'Susan' is disabled and lives on benefit
This edition of Inside Money investigates a controversial debt solution called an Individual Voluntary Arrangement or IVA.
An IVA requires you to pay back as much of your debt as you can afford over a period of about five years after which the balance is written off.
It is set up by an insolvency practitioner, who takes a share of the debt repayments by way of payment.
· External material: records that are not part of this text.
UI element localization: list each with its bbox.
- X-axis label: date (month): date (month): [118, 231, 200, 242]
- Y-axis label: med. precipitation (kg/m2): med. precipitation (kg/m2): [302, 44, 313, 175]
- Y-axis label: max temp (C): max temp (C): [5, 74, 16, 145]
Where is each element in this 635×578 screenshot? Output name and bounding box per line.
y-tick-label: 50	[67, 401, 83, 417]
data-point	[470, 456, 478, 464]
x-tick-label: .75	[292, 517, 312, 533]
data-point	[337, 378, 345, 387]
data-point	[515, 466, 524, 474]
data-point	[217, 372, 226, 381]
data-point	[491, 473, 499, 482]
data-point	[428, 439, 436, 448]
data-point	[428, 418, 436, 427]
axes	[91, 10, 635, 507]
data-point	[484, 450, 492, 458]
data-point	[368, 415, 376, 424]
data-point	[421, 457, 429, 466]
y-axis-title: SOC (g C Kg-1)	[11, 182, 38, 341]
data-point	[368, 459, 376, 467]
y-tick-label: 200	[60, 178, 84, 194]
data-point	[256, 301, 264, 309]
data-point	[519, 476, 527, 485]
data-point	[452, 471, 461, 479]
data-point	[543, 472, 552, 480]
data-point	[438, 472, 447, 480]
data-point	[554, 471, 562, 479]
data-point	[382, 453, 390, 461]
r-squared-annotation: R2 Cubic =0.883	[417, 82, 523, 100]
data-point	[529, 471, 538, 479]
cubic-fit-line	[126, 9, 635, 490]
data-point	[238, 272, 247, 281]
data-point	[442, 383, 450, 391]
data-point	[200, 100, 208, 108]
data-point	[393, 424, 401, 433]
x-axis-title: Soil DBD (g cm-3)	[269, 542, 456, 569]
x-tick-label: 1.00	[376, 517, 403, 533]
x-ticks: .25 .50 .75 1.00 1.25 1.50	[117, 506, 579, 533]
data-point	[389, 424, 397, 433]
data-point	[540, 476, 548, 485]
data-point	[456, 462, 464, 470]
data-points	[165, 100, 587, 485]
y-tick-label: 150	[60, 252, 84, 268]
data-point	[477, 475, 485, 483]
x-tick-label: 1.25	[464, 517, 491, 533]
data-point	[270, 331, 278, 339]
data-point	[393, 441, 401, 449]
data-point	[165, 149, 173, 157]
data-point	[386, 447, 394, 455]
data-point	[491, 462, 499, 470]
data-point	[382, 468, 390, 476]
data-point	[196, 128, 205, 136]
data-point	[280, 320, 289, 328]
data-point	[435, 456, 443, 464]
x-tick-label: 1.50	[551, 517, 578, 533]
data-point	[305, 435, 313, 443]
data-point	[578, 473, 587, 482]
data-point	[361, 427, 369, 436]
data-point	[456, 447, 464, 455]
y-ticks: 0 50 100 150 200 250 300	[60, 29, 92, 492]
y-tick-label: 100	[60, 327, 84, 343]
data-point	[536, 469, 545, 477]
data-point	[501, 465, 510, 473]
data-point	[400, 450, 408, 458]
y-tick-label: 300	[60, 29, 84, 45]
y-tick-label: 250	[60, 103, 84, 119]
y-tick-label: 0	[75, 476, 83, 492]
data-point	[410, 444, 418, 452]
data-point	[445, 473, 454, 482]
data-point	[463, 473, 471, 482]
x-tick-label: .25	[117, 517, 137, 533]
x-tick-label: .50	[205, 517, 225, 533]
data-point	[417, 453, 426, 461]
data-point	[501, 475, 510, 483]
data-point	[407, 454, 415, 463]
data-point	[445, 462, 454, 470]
This can be as much as a third of the total money the debtor pays back.
The number of people taking out an IVA has increased fourfold since 2003, but there is evidence that in some cases they are being sold inappropriately to people who may not be able to afford them.
"Susan" was sold an IVA by a debt management firm after seeing an advert, although she was disabled and living entirely on benefits.
She struggled to meet a monthly bill that was equivalent to almost half of her cash income, but could not keep up payments and is now trying to go bankrupt.
She later discovered that almost all of what she paid out went to the firm that sold her the IVA to cover its fees instead of to her creditors.
Now debt advice charities, lenders and an industry watchdog are voicing concern about the way that IVAs have been sold and about the number that fail to last the full five years.
Lesley Curwen investigates why these policies have been sold to people living on the lowest of incomes and speaks to the government minister responsible for the insolvency service.
BBC Radio 4's Inside Money was broadcast on Saturday, 29 July, at 1204 BST and repeated on Monday, 31 July, at 1502 BST.